Mein Standartenfuhrer

Глава 2

Лена сидела на заднем сидении машины, обхватив свои плечи руками. Сейчас был конец марта, поэтому на улице было еще холодно. А девушка не успела взять пальто — ее просто вывели из дома и усадили в машину.

Она не уследила за тем, как долго они ехали. Когда они подъезжали к штаб-квартире СД, она заметила часы на панели, показывающие почти час ночи. «Интересно, — думала она, — допрос будет сейчас или нет? Вряд ли. Все сейчас по домам разъехались. А если допрос все-таки будет сейчас, что мне делать? И о чем они будут спрашивать? Вдруг они догадались о том, кто я? А вдруг нет, и это простая проверка?»

Как только ее вывели из машины, то сразу же надели наручники на руки и провели в здание. В холл ее провел офицер, который надевал наручники, и, приказав оставаться на месте, ушел. Лена, уже поняв, что наручники ей не снять, на всякий случай продумывала пути отступления. Два солдата у входа, еще двое у лестницы, еще двое возле коридора. Всего их шестеро, у каждого автомат в руках. Нет, отсюда ей самой не сбежать. Следовательно, придется вести себя как надо.

Так она простояла еще около двух минут, а потом за ней пришел — как она сама разглядела на его форме — оберштурмфюрер [1] и повел куда-то по коридору. Коридор был длинный, но пустой. Лишь на поворотах стояли вооруженные офицеры, отдававшие честь сопровождающему Лены.

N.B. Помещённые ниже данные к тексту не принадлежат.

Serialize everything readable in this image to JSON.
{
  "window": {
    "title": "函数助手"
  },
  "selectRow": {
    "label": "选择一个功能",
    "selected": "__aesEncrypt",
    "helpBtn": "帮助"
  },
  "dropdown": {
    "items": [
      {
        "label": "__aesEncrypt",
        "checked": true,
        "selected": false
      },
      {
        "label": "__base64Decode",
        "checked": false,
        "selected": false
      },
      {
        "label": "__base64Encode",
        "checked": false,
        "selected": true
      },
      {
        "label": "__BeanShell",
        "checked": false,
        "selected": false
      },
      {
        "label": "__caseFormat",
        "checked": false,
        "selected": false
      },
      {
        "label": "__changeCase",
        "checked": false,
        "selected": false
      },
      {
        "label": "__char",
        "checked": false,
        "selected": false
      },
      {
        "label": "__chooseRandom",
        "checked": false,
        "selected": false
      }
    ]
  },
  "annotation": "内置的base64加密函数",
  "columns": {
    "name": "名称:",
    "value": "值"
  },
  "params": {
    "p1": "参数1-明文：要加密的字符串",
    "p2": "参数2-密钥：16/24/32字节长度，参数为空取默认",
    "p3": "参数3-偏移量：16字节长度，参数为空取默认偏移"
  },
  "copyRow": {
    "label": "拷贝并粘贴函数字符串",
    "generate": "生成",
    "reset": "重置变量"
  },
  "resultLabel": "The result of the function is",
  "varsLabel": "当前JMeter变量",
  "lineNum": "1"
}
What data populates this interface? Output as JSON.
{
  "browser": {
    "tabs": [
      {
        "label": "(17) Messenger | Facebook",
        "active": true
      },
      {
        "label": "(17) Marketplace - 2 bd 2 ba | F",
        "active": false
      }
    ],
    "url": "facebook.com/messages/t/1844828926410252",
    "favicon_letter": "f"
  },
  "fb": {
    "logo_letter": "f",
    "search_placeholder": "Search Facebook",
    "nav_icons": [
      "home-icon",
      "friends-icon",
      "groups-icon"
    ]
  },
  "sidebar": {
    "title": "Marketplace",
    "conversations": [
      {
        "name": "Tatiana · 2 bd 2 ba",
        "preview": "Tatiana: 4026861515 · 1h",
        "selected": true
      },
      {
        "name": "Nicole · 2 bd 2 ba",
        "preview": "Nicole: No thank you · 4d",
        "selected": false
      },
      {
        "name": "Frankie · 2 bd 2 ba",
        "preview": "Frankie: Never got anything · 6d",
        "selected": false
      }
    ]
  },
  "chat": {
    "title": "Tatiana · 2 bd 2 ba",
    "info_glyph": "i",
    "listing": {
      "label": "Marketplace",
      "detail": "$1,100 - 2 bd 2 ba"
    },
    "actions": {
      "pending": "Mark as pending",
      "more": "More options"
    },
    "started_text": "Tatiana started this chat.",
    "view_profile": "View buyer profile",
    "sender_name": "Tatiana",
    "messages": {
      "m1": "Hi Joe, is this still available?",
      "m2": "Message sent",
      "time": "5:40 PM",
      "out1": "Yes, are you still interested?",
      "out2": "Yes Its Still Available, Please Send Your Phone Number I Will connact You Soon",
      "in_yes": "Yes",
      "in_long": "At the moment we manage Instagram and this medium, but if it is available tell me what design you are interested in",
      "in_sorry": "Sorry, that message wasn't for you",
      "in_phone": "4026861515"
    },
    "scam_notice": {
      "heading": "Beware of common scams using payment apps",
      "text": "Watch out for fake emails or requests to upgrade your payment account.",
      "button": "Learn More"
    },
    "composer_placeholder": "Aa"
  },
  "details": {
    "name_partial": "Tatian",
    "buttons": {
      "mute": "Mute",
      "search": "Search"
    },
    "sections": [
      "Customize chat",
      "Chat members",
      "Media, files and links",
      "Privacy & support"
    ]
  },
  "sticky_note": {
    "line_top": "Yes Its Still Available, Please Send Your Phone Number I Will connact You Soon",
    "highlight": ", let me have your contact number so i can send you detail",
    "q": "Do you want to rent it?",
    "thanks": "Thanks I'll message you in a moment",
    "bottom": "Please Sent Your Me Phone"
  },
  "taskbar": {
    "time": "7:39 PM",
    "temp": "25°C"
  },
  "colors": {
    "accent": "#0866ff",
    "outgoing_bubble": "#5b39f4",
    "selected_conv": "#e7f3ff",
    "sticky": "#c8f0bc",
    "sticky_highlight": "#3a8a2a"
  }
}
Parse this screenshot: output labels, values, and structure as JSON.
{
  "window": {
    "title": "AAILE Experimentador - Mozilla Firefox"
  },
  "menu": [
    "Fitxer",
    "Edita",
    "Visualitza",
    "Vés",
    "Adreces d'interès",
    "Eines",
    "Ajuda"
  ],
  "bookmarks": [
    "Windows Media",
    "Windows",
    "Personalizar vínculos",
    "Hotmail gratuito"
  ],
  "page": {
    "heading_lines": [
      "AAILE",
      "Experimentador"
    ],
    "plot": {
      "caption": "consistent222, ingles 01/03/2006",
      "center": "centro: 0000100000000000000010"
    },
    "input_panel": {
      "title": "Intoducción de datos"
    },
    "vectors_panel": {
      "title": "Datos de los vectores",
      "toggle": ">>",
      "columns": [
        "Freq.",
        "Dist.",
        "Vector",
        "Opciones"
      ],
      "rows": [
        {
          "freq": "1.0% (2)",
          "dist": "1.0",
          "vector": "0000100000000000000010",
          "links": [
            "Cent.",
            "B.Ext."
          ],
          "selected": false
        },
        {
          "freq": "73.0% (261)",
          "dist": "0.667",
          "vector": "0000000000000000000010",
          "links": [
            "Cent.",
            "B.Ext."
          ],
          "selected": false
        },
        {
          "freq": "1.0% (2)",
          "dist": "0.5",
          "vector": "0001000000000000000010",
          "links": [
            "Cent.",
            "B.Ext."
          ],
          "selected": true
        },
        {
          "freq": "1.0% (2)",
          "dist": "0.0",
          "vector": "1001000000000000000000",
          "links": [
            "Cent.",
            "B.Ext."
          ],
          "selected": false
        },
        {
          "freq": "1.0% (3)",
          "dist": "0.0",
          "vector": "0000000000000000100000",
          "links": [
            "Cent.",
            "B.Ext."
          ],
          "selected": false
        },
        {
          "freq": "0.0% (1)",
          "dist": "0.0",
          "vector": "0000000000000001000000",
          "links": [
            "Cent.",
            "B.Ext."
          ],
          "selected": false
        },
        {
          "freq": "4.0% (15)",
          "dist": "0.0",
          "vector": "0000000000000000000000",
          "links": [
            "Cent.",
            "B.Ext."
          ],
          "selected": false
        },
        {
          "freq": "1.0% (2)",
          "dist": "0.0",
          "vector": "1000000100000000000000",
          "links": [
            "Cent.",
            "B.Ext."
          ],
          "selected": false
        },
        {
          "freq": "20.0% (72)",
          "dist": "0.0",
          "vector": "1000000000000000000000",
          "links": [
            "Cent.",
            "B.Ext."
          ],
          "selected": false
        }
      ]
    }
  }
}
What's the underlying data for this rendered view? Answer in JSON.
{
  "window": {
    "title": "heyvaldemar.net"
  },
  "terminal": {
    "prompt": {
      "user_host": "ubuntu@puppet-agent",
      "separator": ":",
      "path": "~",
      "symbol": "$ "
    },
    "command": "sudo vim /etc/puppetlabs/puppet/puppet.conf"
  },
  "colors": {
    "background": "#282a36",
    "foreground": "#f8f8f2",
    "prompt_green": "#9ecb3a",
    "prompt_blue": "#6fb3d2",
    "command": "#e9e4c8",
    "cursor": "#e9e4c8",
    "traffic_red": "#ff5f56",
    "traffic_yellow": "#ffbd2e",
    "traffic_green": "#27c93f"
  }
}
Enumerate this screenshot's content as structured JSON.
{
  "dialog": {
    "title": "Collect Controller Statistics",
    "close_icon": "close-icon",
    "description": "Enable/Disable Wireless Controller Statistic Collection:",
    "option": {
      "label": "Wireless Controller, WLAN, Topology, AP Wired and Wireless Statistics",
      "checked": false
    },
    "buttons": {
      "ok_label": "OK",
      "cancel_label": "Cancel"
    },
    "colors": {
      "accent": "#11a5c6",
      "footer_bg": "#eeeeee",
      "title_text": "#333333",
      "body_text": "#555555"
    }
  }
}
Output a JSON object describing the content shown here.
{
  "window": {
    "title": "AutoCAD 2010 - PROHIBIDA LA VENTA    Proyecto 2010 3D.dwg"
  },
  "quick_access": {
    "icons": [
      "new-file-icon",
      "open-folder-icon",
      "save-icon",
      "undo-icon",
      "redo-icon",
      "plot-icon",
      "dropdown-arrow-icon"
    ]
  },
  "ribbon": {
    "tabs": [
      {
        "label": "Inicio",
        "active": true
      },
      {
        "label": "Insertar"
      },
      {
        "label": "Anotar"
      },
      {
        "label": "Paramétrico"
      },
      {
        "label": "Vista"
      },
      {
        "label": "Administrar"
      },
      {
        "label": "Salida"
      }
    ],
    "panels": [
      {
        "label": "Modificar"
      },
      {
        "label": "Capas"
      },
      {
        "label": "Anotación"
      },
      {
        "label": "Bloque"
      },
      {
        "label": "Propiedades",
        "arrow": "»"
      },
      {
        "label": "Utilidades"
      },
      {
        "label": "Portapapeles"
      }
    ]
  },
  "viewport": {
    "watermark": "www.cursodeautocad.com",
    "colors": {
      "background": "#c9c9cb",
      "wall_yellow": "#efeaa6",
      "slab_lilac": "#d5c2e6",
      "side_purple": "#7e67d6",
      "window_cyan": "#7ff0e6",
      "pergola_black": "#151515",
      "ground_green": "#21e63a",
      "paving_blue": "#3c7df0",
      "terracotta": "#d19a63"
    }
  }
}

«Интересно, на допрос меня ведет? — спрашивала себя Лена, глазея по сторонам. — Или посадит в камеру? А если и на допрос, то он будет его проводить, или кто-то другой?»

Лена внимательно рассматривала чуть ли не каждый угол коридора не потому, что ей было просто интересно, а потому что она пыталась запомнить выход. Мало ли какая ситуация будет, и ей придется бежать. И, когда они подошли к лестнице, ведущей вниз, она еще раз прокрутила путь у себя в голове. Направо, прямо, прямо, налево, снова налево, прямо и направо. Все.

Как только они прошли два лестничных марша, русская поняла, что допроса сейчас никакого не будет — ее ведут в камеру. А это значит, что ей придется просидеть несколько часов, а то и всю ночь в холодной камере без еды, воды и сна. А такой расклад событий ей не очень-то и нравился.

Дверь камеры закрылась, с Лены сняли наручники и оставили в темноте и одиночестве, наедине со своими мыслями. Устроившись как можно удобнее на койке и поджав под себя ноги, она принялась снова размышлять об агенте.

«Завтра, — думала она, — а точнее, сегодня мы должны были встретиться. Что же теперь? Отпустят ли меня сразу после допроса, и я успею встретиться с агентом или нет? А вдруг встреча все-таки не состоится? Что тогда делать? Сообщить начальству и ждать ответа? А вдруг это что-то важное? Главное — допрос. Значит, мне нужно следить за тем, что я говорю. Иначе я могу не то, что пропустить встречу с агентом, но и вообще не выйти отсюда».

И девушка начала настраивать себя. Она постоянно мысленно повторяла себе, что она — Ирма Шульц, немка, евреев в роду у нее нет, родственников тоже нет, кроме двоюродной тетки, которая живет в Швейцарии. К войне она отношения никакого не имеет, работает горничной у адъютанта Гиммлера.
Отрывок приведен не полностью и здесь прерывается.